“If we change the paradigm of how CGTs are developed and commercialized, I think we’ll see the dam break and access will become widespread.”

In our latest Member Spotlight, we feature Patrick Hanley, who has seen the cell and gene therapy field grow from a handful of specialised programs into a global clinical reality. As Chief and Director of the Cellular Therapy Program at Children’s National, he and his team lead multiple CGT clinical trials and have helped deliver hundreds of life-saving therapies to patients with limited options.

What’s your affiliation with the cell & gene therapy field?

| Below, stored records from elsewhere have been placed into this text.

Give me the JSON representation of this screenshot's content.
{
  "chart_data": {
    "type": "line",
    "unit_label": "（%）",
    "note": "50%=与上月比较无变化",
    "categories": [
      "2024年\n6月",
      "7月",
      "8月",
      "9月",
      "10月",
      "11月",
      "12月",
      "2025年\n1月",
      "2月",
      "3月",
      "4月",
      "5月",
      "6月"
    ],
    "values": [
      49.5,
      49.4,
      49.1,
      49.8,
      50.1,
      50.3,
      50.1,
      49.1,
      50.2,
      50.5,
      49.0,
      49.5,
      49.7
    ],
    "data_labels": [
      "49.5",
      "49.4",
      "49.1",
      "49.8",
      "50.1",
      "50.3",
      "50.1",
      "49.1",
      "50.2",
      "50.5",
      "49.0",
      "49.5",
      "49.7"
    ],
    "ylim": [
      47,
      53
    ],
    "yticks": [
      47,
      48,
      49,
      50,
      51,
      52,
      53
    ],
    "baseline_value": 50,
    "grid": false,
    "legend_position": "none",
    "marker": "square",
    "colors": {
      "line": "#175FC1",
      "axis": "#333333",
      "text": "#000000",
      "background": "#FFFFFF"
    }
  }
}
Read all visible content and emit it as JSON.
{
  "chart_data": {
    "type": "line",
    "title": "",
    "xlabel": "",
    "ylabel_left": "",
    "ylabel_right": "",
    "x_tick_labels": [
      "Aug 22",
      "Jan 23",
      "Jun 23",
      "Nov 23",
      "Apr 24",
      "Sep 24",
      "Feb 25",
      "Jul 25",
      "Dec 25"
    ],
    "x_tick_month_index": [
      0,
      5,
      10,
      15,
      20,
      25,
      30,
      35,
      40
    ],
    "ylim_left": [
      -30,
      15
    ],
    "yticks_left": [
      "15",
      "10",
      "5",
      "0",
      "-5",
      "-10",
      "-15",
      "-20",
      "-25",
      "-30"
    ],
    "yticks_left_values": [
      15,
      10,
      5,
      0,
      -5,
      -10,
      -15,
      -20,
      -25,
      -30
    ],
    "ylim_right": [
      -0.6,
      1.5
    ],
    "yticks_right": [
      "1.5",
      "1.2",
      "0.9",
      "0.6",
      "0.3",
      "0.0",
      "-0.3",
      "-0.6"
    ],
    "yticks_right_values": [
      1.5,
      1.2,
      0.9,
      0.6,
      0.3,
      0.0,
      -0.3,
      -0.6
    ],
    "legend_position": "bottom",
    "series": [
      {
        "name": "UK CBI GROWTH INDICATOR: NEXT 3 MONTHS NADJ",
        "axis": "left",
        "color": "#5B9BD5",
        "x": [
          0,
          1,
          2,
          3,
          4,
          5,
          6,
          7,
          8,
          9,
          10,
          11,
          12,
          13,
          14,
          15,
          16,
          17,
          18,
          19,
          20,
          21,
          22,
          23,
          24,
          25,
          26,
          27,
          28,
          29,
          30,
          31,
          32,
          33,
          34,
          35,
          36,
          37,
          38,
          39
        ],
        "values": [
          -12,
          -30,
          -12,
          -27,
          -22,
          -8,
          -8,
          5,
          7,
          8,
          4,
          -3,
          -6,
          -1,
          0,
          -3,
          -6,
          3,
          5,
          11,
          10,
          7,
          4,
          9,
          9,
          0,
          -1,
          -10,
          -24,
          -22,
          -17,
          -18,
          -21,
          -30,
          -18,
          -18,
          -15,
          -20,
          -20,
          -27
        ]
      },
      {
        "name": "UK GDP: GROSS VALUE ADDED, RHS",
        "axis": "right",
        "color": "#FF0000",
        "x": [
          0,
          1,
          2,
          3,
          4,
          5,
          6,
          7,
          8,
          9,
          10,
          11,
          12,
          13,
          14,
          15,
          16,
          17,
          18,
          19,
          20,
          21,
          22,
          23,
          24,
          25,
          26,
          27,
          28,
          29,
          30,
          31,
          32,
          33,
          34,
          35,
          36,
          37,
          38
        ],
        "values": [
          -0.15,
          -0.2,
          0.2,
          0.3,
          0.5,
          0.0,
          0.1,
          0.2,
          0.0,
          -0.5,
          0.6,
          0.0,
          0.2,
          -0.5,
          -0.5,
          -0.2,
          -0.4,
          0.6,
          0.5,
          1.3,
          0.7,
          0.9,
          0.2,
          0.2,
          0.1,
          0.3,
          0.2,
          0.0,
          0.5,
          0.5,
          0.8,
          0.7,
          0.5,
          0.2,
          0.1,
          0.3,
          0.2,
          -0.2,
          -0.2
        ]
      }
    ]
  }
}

I’m old enough to have seen the CGT field mature from a handful of programs – we used to call them ivory towers – to more than two hundred treatment centers worldwide offering nearly 50 approved cell and gene therapy products. As a graduate student I worked to translate a research project on cord blood-derived virus-specific T cells into a clinical trial for patients with viral infections post-transplant, and ever since I’ve been fascinated by Good Manufacturing Practices and regulations for CGT and I’ve been a believer in the tremendous potential the field holds for patients. Now I serve as chief and director of the cellular therapy program at Children’s National where we have more than ten ongoing cell and gene therapy clinical trials that we developed at our institution. Over the past 12 years we’ve treated more than 300 patients and manufactured more than 600 products for critically ill patients without other alternatives. I’ve also been involved in co-founding a few companies and have served as an advisor to nearly ten biotech companies.

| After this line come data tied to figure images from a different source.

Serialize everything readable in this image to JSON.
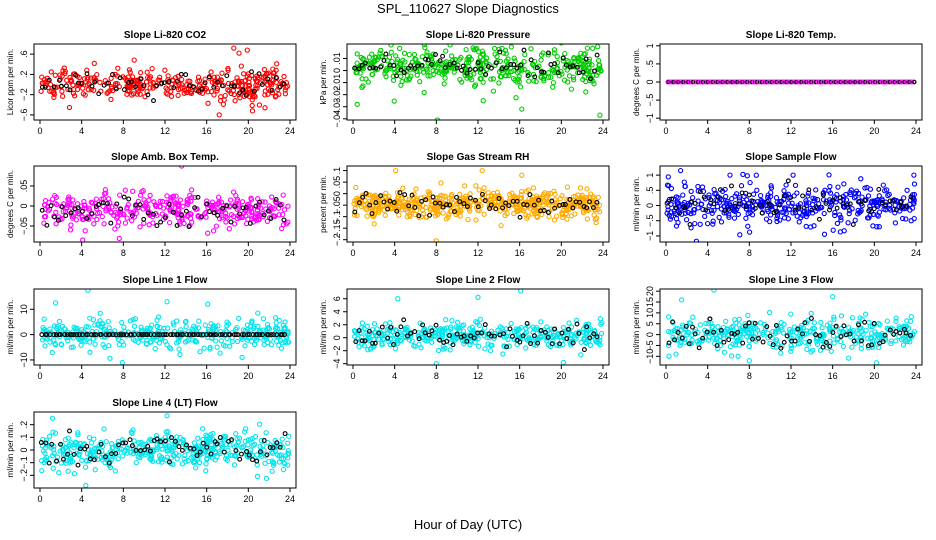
{
  "page": {
    "title": "SPL_110627  Slope Diagnostics",
    "x_axis_title": "Hour of Day (UTC)"
  },
  "chart_data": [
    {
      "type": "scatter",
      "title": "Slope Li-820 CO2",
      "ylabel": "Licor ppm per min.",
      "color": "#ff0000",
      "xlim": [
        0,
        24
      ],
      "ylim": [
        -0.7,
        0.8
      ],
      "xticks": [
        0,
        4,
        8,
        12,
        16,
        20,
        24
      ],
      "yticks": [
        -0.6,
        -0.2,
        0.2,
        0.6
      ],
      "spread": 0.16,
      "center": 0.0,
      "n": 340,
      "outliers": [
        [
          18.6,
          0.72
        ],
        [
          19.1,
          0.62
        ],
        [
          19.9,
          0.68
        ],
        [
          20.4,
          -0.52
        ],
        [
          21.6,
          -0.46
        ],
        [
          17.2,
          -0.6
        ]
      ],
      "black": {
        "n": 60,
        "spread": 0.13
      },
      "pattern": "scatter"
    },
    {
      "type": "scatter",
      "title": "Slope Li-820 Pressure",
      "ylabel": "kPa per min.",
      "color": "#00cc00",
      "xlim": [
        0,
        24
      ],
      "ylim": [
        -0.041,
        0.022
      ],
      "xticks": [
        0,
        4,
        8,
        12,
        16,
        20,
        24
      ],
      "yticks": [
        -0.04,
        -0.03,
        -0.02,
        -0.01,
        0.0,
        0.01
      ],
      "spread": 0.008,
      "center": 0.003,
      "n": 420,
      "outliers": [
        [
          0.4,
          -0.028
        ],
        [
          8.1,
          -0.041
        ],
        [
          16.2,
          -0.032
        ],
        [
          23.7,
          -0.037
        ],
        [
          12.5,
          -0.025
        ]
      ],
      "black": {
        "n": 70,
        "spread": 0.005
      },
      "pattern": "scatter"
    },
    {
      "type": "scatter",
      "title": "Slope Li-820 Temp.",
      "ylabel": "degrees C per min.",
      "color": "#ff00ff",
      "xlim": [
        0,
        24
      ],
      "ylim": [
        -1.05,
        1.05
      ],
      "xticks": [
        0,
        4,
        8,
        12,
        16,
        20,
        24
      ],
      "yticks": [
        -1.0,
        -0.5,
        0.0,
        0.5,
        1.0
      ],
      "spread": 0.0,
      "center": 0.0,
      "n": 100,
      "outliers": [],
      "black": {
        "n": 60,
        "spread": 0.0
      },
      "pattern": "flat"
    },
    {
      "type": "scatter",
      "title": "Slope Amb. Box Temp.",
      "ylabel": "degrees C per min.",
      "color": "#ff00ff",
      "xlim": [
        0,
        24
      ],
      "ylim": [
        -0.09,
        0.1
      ],
      "xticks": [
        0,
        4,
        8,
        12,
        16,
        20,
        24
      ],
      "yticks": [
        -0.05,
        0.0,
        0.05
      ],
      "spread": 0.022,
      "center": -0.01,
      "n": 360,
      "outliers": [
        [
          13.6,
          0.1
        ],
        [
          4.1,
          -0.085
        ]
      ],
      "black": {
        "n": 60,
        "spread": 0.018
      },
      "pattern": "scatter"
    },
    {
      "type": "scatter",
      "title": "Slope Gas Stream RH",
      "ylabel": "percent per min.",
      "color": "#ffaa00",
      "xlim": [
        0,
        24
      ],
      "ylim": [
        -0.21,
        0.12
      ],
      "xticks": [
        0,
        4,
        8,
        12,
        16,
        20,
        24
      ],
      "yticks": [
        -0.2,
        -0.15,
        -0.1,
        -0.05,
        0.0,
        0.05,
        0.1
      ],
      "spread": 0.03,
      "center": -0.045,
      "n": 520,
      "outliers": [
        [
          4.1,
          0.1
        ],
        [
          8.0,
          -0.205
        ],
        [
          16.2,
          0.08
        ],
        [
          12.4,
          0.1
        ]
      ],
      "black": {
        "n": 70,
        "spread": 0.025
      },
      "pattern": "scatter"
    },
    {
      "type": "scatter",
      "title": "Slope Sample Flow",
      "ylabel": "ml/min per min.",
      "color": "#0000ff",
      "xlim": [
        0,
        24
      ],
      "ylim": [
        -1.2,
        1.3
      ],
      "xticks": [
        0,
        4,
        8,
        12,
        16,
        20,
        24
      ],
      "yticks": [
        -1.0,
        -0.5,
        0.0,
        0.5,
        1.0
      ],
      "spread": 0.35,
      "center": 0.0,
      "n": 420,
      "outliers": [
        [
          1.4,
          1.15
        ],
        [
          12.2,
          1.0
        ],
        [
          23.8,
          1.0
        ]
      ],
      "black": {
        "n": 70,
        "spread": 0.3
      },
      "pattern": "scatter"
    },
    {
      "type": "scatter",
      "title": "Slope Line 1 Flow",
      "ylabel": "ml/min per min.",
      "color": "#00e5ee",
      "xlim": [
        0,
        24
      ],
      "ylim": [
        -12,
        18
      ],
      "xticks": [
        0,
        4,
        8,
        12,
        16,
        20,
        24
      ],
      "yticks": [
        -10,
        0,
        10
      ],
      "spread": 3.0,
      "center": 0.0,
      "n": 380,
      "outliers": [
        [
          4.6,
          17.5
        ],
        [
          1.5,
          12.5
        ],
        [
          7.9,
          -11
        ],
        [
          16.1,
          12
        ],
        [
          19.4,
          -9
        ],
        [
          12.2,
          13
        ]
      ],
      "black": {
        "n": 90,
        "spread": 0.0
      },
      "pattern": "line1"
    },
    {
      "type": "scatter",
      "title": "Slope Line 2 Flow",
      "ylabel": "ml/min per min.",
      "color": "#00e5ee",
      "xlim": [
        0,
        24
      ],
      "ylim": [
        -4.2,
        7.5
      ],
      "xticks": [
        0,
        4,
        8,
        12,
        16,
        20,
        24
      ],
      "yticks": [
        -4,
        -2,
        0,
        2,
        4,
        6
      ],
      "spread": 1.0,
      "center": 0.3,
      "n": 380,
      "outliers": [
        [
          8.0,
          -4.0
        ],
        [
          12.0,
          6.2
        ],
        [
          16.1,
          7.2
        ],
        [
          20.2,
          -3.8
        ],
        [
          4.3,
          6.0
        ]
      ],
      "black": {
        "n": 70,
        "spread": 1.1
      },
      "pattern": "scatter"
    },
    {
      "type": "scatter",
      "title": "Slope Line 3 Flow",
      "ylabel": "ml/min per min.",
      "color": "#00e5ee",
      "xlim": [
        0,
        24
      ],
      "ylim": [
        -14,
        21
      ],
      "xticks": [
        0,
        4,
        8,
        12,
        16,
        20,
        24
      ],
      "yticks": [
        -10,
        -5,
        0,
        5,
        10,
        15,
        20
      ],
      "spread": 3.8,
      "center": 0.5,
      "n": 380,
      "outliers": [
        [
          4.6,
          20.5
        ],
        [
          1.5,
          16
        ],
        [
          16.0,
          17.5
        ],
        [
          8.0,
          -12
        ],
        [
          20.2,
          -13
        ]
      ],
      "black": {
        "n": 70,
        "spread": 3.5
      },
      "pattern": "scatter"
    },
    {
      "type": "scatter",
      "title": "Slope Line 4 (LT) Flow",
      "ylabel": "ml/min per min.",
      "color": "#00e5ee",
      "xlim": [
        0,
        24
      ],
      "ylim": [
        -0.3,
        0.3
      ],
      "xticks": [
        0,
        4,
        8,
        12,
        16,
        20,
        24
      ],
      "yticks": [
        -0.2,
        -0.1,
        0.0,
        0.1,
        0.2
      ],
      "spread": 0.07,
      "center": 0.0,
      "n": 420,
      "outliers": [
        [
          12.2,
          0.27
        ],
        [
          4.4,
          -0.28
        ],
        [
          1.2,
          0.25
        ]
      ],
      "black": {
        "n": 70,
        "spread": 0.06
      },
      "pattern": "scatter"
    }
  ]
}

What is your role within Act for Hope, and what motivated you to get involved?

I am a member of Act for Hope and have served on both the Manufacturing committee and in my current role on the Communication workstream, I was motivated to get involved initially by the promise to help standardize manufacturing and lower the barrier to commercial success, but what really hooked me were some of the conversations we had last year as a group about how to lower the barrier to access for patients and how to include groups like FACT, where I serve on the board of directors, in that discussion.

What is the biggest challenge you currently see in the CGT space?

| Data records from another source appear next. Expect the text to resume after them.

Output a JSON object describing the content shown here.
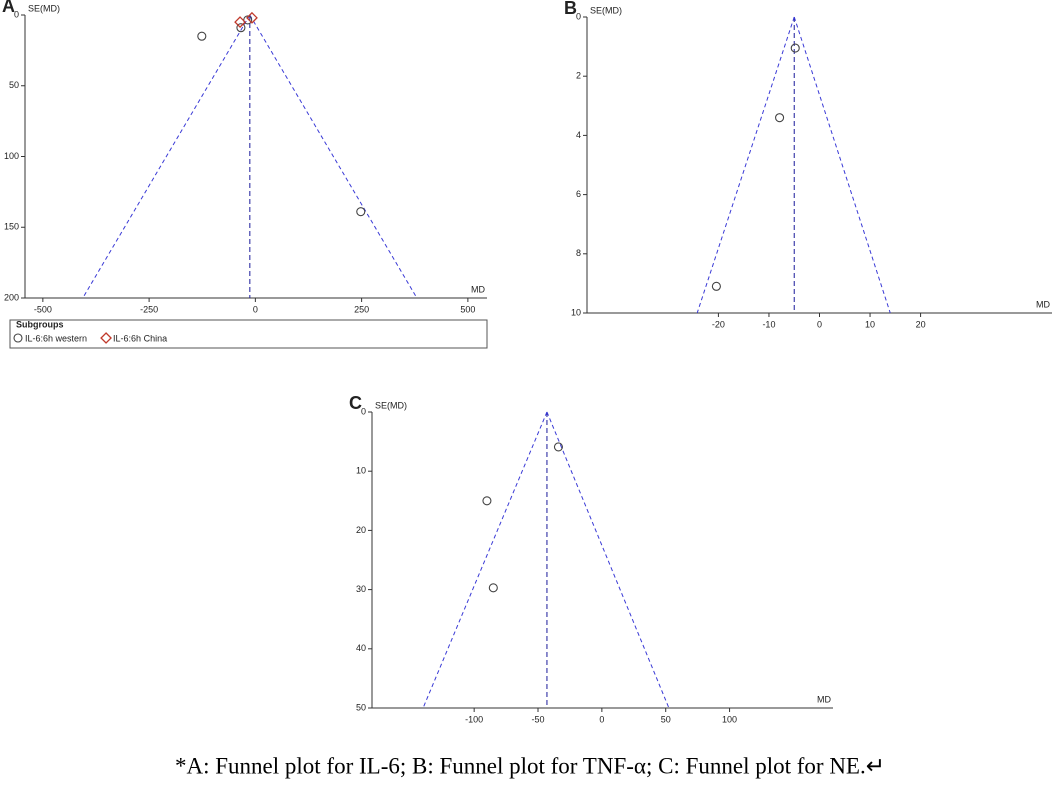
{
  "chart_data": [
    {
      "type": "scatter",
      "panel_label": "A",
      "x_label": "MD",
      "y_label": "SE(MD)",
      "y_inverted": true,
      "xlim": [
        -542,
        545
      ],
      "ylim": [
        0,
        200
      ],
      "xticks": [
        -500,
        -250,
        0,
        250,
        500
      ],
      "yticks": [
        0,
        50,
        100,
        150,
        200
      ],
      "pooled_md": -13,
      "funnel_limits": [
        -406,
        380
      ],
      "funnel_color": "#3a3ad6",
      "legend_title": "Subgroups",
      "series": [
        {
          "name": "IL-6:6h western",
          "marker": "circle",
          "color": "#444444",
          "x": [
            -126,
            -34,
            -18,
            248
          ],
          "values": [
            15,
            9,
            3.5,
            139
          ]
        },
        {
          "name": "IL-6:6h China",
          "marker": "diamond",
          "color": "#c0392b",
          "x": [
            -36,
            -8
          ],
          "values": [
            5,
            2
          ]
        }
      ]
    },
    {
      "type": "scatter",
      "panel_label": "B",
      "x_label": "MD",
      "y_label": "SE(MD)",
      "y_inverted": true,
      "xlim": [
        -46,
        46
      ],
      "ylim": [
        0,
        10
      ],
      "xticks": [
        -20,
        -10,
        0,
        10,
        20
      ],
      "yticks": [
        0,
        2,
        4,
        6,
        8,
        10
      ],
      "pooled_md": -5,
      "funnel_limits": [
        -24.2,
        14
      ],
      "funnel_color": "#3a3ad6",
      "series": [
        {
          "marker": "circle",
          "color": "#444444",
          "x": [
            -4.8,
            -7.9,
            -20.4
          ],
          "values": [
            1.05,
            3.4,
            9.1
          ]
        }
      ]
    },
    {
      "type": "scatter",
      "panel_label": "C",
      "x_label": "MD",
      "y_label": "SE(MD)",
      "y_inverted": true,
      "xlim": [
        -180,
        181
      ],
      "ylim": [
        0,
        50
      ],
      "xticks": [
        -100,
        -50,
        0,
        50,
        100
      ],
      "yticks": [
        0,
        10,
        20,
        30,
        40,
        50
      ],
      "pooled_md": -43,
      "funnel_limits": [
        -140,
        52.5
      ],
      "funnel_color": "#3a3ad6",
      "series": [
        {
          "marker": "circle",
          "color": "#444444",
          "x": [
            -34,
            -90,
            -85
          ],
          "values": [
            5.9,
            15,
            29.7
          ]
        }
      ]
    }
  ],
  "caption": "*A: Funnel plot for IL-6; B: Funnel plot for TNF-α; C: Funnel plot for NE.↵"
}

To me the biggest challenge is that we’ve taken something that works in patients and tried to apply the same pharmaceutical model for delivery to a personalized drug product. I see parallels to Microsoft and computers – in the 1970s most effort was spent further developing massive mainframe computers that were expensive to use and you had to book time. What Microsoft did was come in and take advantage of computers that could be used by everyone in every house by providing software that was easy to use. If we change the paradigm of how CGTs are developed and commercialized, I think we’ll see the dam break and access will become widespread. We’ve seen the first step towards that goal with the recent approval of Waskyra, a gene therapy for Wiscott-Aldrich Syndrome – by the nonprofit Fondazione Telethon. Yes, the first gene therapy for Wiscott-Aldrich is from a non profit who originally raised funds by calling people and asking for donations! This is only one example of a different approach to CGT commercialization and I think the more competition we have the better we will be able to serve patients.